Si è potuto constatare che, nonostante avessero contribuito alla propagazione degli shock, le catene del valore hanno anche permesso di diversificare, riducendo la vulnerabilità e contribuendo alla resilienza in caso di interruzione della produzione nazionale. In una situazione in cui le GCV fossero stata rinazionalizzate la contrazione del PIL sarebbe stata superiore a quella osservata.
Tuttavia un determinato grado di regionalizzazione e di reshoring – TOSCANA ECONOMY – L’impresa tra offshoring e reshoring – può essere un’opzione da seguire, specie in situazioni di maggiore incertezza con politiche commerciali più restrittive e diffusione di nuove tecnologie, due per tutti la stampa 3D e la robotizzazione, che non stimolano il commercio.
Si è poi focalizzata l’attenzione sui porti, la loro estrema valenza nella interazione tra le sponde del Mediterraneo e non solo. Si è posto l’accento sulla loro progressiva deindustrializzazione, elemento non in sintonia con le realtà simili al di fuori dell’area considerata che andrebbe fortemente ripensato. La loro attrattività passa anche attraverso la logistica e tutti i servizi accessori non trascurando che qualsiasi scelta politica, sociale e industriale non può non essere messa a terra senza il movimento di merci.
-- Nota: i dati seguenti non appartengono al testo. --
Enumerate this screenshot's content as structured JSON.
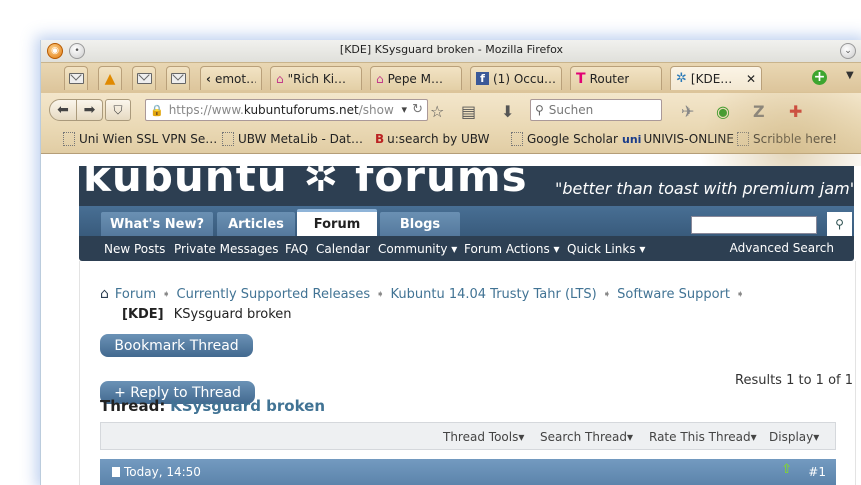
{
  "window": {
    "title": "[KDE] KSysguard broken - Mozilla Firefox"
  },
  "tabs": [
    {
      "label": "",
      "icon": "mail-icon"
    },
    {
      "label": "",
      "icon": "warning-icon"
    },
    {
      "label": "",
      "icon": "mail-icon"
    },
    {
      "label": "",
      "icon": "mail-icon"
    },
    {
      "label": "emot…",
      "icon": "chevron-left-icon"
    },
    {
      "label": "\"Rich Ki…",
      "icon": "home-icon"
    },
    {
      "label": "Pepe M…",
      "icon": "home-icon"
    },
    {
      "label": "(1) Occu…",
      "icon": "facebook-icon"
    },
    {
      "label": "Router",
      "icon": "telekom-icon"
    },
    {
      "label": "[KDE…",
      "icon": "kubuntu-icon"
    }
  ],
  "navbar": {
    "url_prefix": "https://www.",
    "url_domain": "kubuntuforums.net",
    "url_rest": "/show",
    "search_placeholder": "Suchen"
  },
  "bookmarks": [
    {
      "label": "Uni Wien SSL VPN Se…"
    },
    {
      "label": "UBW MetaLib - Dat…"
    },
    {
      "label": "u:search by UBW"
    },
    {
      "label": "Google Scholar"
    },
    {
      "label": "UNIVIS-ONLINE"
    },
    {
      "label": "Scribble here!"
    }
  ],
  "banner": {
    "logo": "kubuntu ✲ forums",
    "slogan": "\"better than toast with premium jam\""
  },
  "forum_tabs": [
    "What's New?",
    "Articles",
    "Forum",
    "Blogs"
  ],
  "subnav": {
    "items": [
      "New Posts",
      "Private Messages",
      "FAQ",
      "Calendar",
      "Community ▾",
      "Forum Actions ▾",
      "Quick Links ▾"
    ],
    "advanced_search": "Advanced Search"
  },
  "breadcrumb": [
    "Forum",
    "Currently Supported Releases",
    "Kubuntu 14.04 Trusty Tahr (LTS)",
    "Software Support"
  ],
  "current": {
    "prefix": "[KDE]",
    "title": "KSysguard broken"
  },
  "buttons": {
    "bookmark": "Bookmark Thread",
    "reply": "+ Reply to Thread"
  },
  "results": "Results 1 to 1 of 1",
  "thread": {
    "label": "Thread:",
    "title": "KSysguard broken"
  },
  "controls": [
    "Thread Tools▾",
    "Search Thread▾",
    "Rate This Thread▾",
    "Display▾"
  ],
  "post": {
    "date": "Today, 14:50",
    "number": "#1"
  }
}
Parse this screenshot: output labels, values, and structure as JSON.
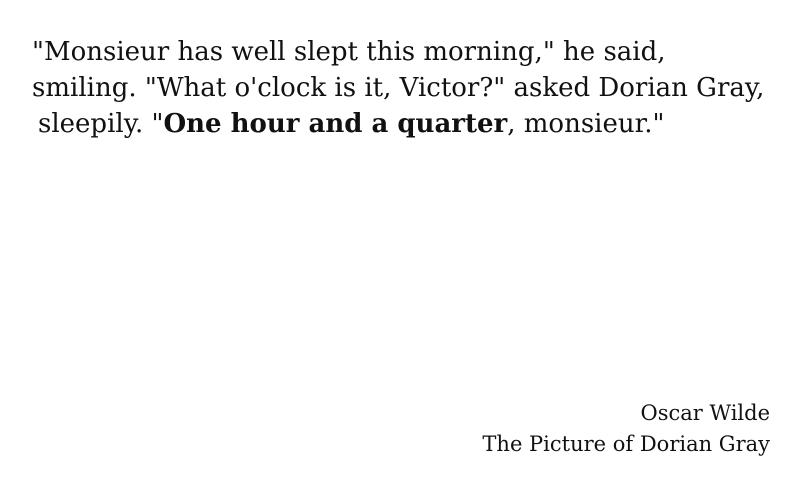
{
  "quote": {
    "line1": "\"Monsieur has well slept this morning,\" he said,",
    "line2": "smiling. \"What o'clock is it, Victor?\" asked Dorian Gray,",
    "line3_before": "sleepily. \"",
    "line3_bold": "One hour and a quarter",
    "line3_after": ", monsieur.\""
  },
  "attribution": {
    "author": "Oscar Wilde",
    "work": "The Picture of Dorian Gray"
  }
}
Nel VI seminario pistoiese la coraggiosa e necessaria scelta di lasciare la questione della globalizzazione ed aprirsi ad ulteriori tematiche, come l’area del Mediterraneo, è stata accolta con favore ed entusiasmo. Ne sono una riprova le animate relazioni e, a caldo, le focalizzazioni dei presenti. Tutto lascia presagire una soluzione di continuità e la possibilità di attrarre ulteriori matasse da sciogliere. Magari anche con articolazione nello svolgimento dei lavori ancora più arricchita, come anticipato del presidente Zogheri nel suo animato intervento.
Detto ciò l’Antico Palazzo dei Vescovi continua a guardare. Lo fa da mille anni e auspichiamo lo possa fare per molti altri ancora, continuando ad accogliere ed impreziosire il forum sulle trasformazioni del sistema industriale.